Depuis que l'homme, l'Adam, est apparu sur terre il a méconnu l'autorité du Père, a renié Sa loi d'harmonie. Toujours nous sommes l'Adam, car toujours ce sont nos désirs égocentriques qui déterminent le choix de nos actions. Ce qui est sacro-saint dans notre vie est moi, mon et ma… Voici ma famille , ma maison, mon travail, mon droit, mon peuple, ma culture, ma foi… Il y a urgence à dé- mon -ter un certain orgueil, à dé- -ter un bateau ivre… Non pas que nous ayons à répudier nos valeurs, mais une bonne dose de relativisation pourrait bien convenir…

Un arbre est constitué de milliards de cellules, qui toutes sont à l'écoute de Sa loi. Imaginez un instant que ces cellules se comporteraient comme des êtres humains… Il n'y aurait plus d'arbre mais un amas de poussière, car toute cohérence harmonieuse aurait disparu ! Ce qui détermine notre comportement n'est pas une responsabilité collective, mais un intérêt personnel. Cet état d'esprit est, depuis la chute d'Adam, à l'origine d'une spirale de négativité dont les conséquences sont devenues maintenant incommensurables. Car impitoyablement la loi fustige toute perturbation. Comme Jésus au logion 28, nous ne pouvons que faire un constat désolant et reconnaître notre propre responsabilité.

Ce qui sur cette petite planète nous unis tous et toutes est tellement plus important que ce qui nous sépare . Porter notre attention vers ces valeurs, qui nous unissent dans une même source de vie et sa loi, nécessite toutefois un abandon de préoccupations égocentriques, qui nous rendent sourds à l'invitation la plus essentielle. Celle ou celui qui a pris conscience de cette réalité et s'est engagé dans la voie d'un juste cheminement , est convié à la fête chez le Père.

Quelque soit l'image de cette réalité terrestre, qui puisse être la nôtre, jamais elle ne pourrait constituer une excuse pour méconnaître notre responsabilité ici et maintenant.
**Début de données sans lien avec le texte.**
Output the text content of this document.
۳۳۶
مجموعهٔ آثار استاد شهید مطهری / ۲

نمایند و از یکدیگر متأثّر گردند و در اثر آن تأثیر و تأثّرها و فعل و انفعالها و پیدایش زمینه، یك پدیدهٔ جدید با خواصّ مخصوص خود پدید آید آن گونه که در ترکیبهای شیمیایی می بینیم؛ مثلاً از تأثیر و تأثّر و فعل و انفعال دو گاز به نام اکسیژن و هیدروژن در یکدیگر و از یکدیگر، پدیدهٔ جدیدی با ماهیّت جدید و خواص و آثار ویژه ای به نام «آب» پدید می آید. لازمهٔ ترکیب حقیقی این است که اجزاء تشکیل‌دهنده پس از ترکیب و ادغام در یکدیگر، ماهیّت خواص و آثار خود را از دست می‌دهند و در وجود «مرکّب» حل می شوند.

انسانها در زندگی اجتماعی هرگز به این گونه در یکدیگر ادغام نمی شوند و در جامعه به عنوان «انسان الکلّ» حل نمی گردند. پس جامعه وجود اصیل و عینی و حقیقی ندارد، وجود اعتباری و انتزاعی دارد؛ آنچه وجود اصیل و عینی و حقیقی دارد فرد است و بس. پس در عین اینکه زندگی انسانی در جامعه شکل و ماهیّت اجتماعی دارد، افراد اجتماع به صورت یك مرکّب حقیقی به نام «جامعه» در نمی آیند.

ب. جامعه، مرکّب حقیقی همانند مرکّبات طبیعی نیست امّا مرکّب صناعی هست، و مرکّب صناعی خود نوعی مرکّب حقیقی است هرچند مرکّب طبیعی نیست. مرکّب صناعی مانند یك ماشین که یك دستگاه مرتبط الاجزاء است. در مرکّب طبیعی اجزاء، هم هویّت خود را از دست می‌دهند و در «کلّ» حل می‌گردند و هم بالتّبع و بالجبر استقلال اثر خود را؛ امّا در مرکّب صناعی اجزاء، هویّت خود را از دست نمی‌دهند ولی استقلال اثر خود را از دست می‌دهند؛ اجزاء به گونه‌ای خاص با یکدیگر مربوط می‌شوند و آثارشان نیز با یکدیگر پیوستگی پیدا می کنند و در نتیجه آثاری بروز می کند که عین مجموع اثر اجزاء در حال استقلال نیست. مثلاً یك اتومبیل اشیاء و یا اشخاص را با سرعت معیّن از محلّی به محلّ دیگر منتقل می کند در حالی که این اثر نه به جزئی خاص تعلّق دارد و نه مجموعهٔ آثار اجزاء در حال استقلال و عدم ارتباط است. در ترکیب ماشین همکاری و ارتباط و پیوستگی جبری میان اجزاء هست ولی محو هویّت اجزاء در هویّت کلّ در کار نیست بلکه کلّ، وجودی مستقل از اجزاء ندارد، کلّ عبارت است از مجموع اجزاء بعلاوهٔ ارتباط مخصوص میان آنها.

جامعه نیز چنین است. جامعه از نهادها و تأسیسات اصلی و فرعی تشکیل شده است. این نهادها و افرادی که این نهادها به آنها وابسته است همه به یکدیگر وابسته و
Car tous ensembles nous déterminons aujourd'hui une qualité de vie pour tous ceux qui viennent après nous sur cette planète.

 

65

il a dit

un homme fortuné avait un vignoble

il le donna à des cultivateurs pour qu'ils le travaillent

afin d'en recevoir le fruit de leurs mains

il envoya son serviteur pour que les cultivateurs lui donnent

le fruit du vignoble

ils s'emparèrent du serviteur et le frappèrent

un peu plus ils l'eussent tué

le serviteur alla et le dit à son maître

son maître se dit peut-être ne les a-t-il pas reconnus (*)

il envoya un autre serviteur

les cultivateurs le frappèrent lui aussi

alors le maître envoya son fils se disant

peut-être respecteront-ils mon fils

puisque les cultivateurs le reconnaissaient comme l'héritier du vignoble

ils le saisirent et le tuèrent

celui qui a des oreilles qu'il entende

Mt 21. 33-41 - Mc 12. 1-9 - Lc 20. 9-16

(*) Cette ligne fut traduite littéralement. Une erreur de transcription est probable. Plus logique serait en effet : peut-être ne l'ont-ils pas reconnu .

Cette vie biologique nous la recevons non pas comme un présent mais comme un prêt. Un présent nous appartient, un prêt doit être rendu ! Si nous voulons jouir pleinement du prêt qui nous est confié, il nous incombe de respecter des règles élémentaires. Avant toute chose nous devons être et rester conscients que toutes les facultés, qui nous sont déléguées et que nous considérons comme nôtres, ne nous appartiennent pas. De ce prêt les fruits non plus ne nous reviennent pas… En réclamer la possession est péché d'orgueil : s'accorder à soi ce qui ne lui appartient pas… Ceci concerne non seulement les fruits que nous récoltons mais également les droits, le savoir, le pouvoir et même la bonté dont nous nous sommes parés.

Quand les conditions de vie nous sont favorables et nous permettent une certaine aisance matérielle, nous avons le privilège de découvrir et de jouir de bien de choses agréables, comme d'un bon vin… Ceci n'a rien de réprimandable, à condition toutefois de rester conscient de la source donatrice et de sa loi d'harmonie. Car une jouissance ne peut se faire ni au détriment d'autrui, ni au détriment de la nature. Le but du prêt, qui nous est confié, est qu'il soit utilisé à bon escient. En tant que bons serviteurs il nous incombe de cultiver le vignoble et d'en récolter les fruits.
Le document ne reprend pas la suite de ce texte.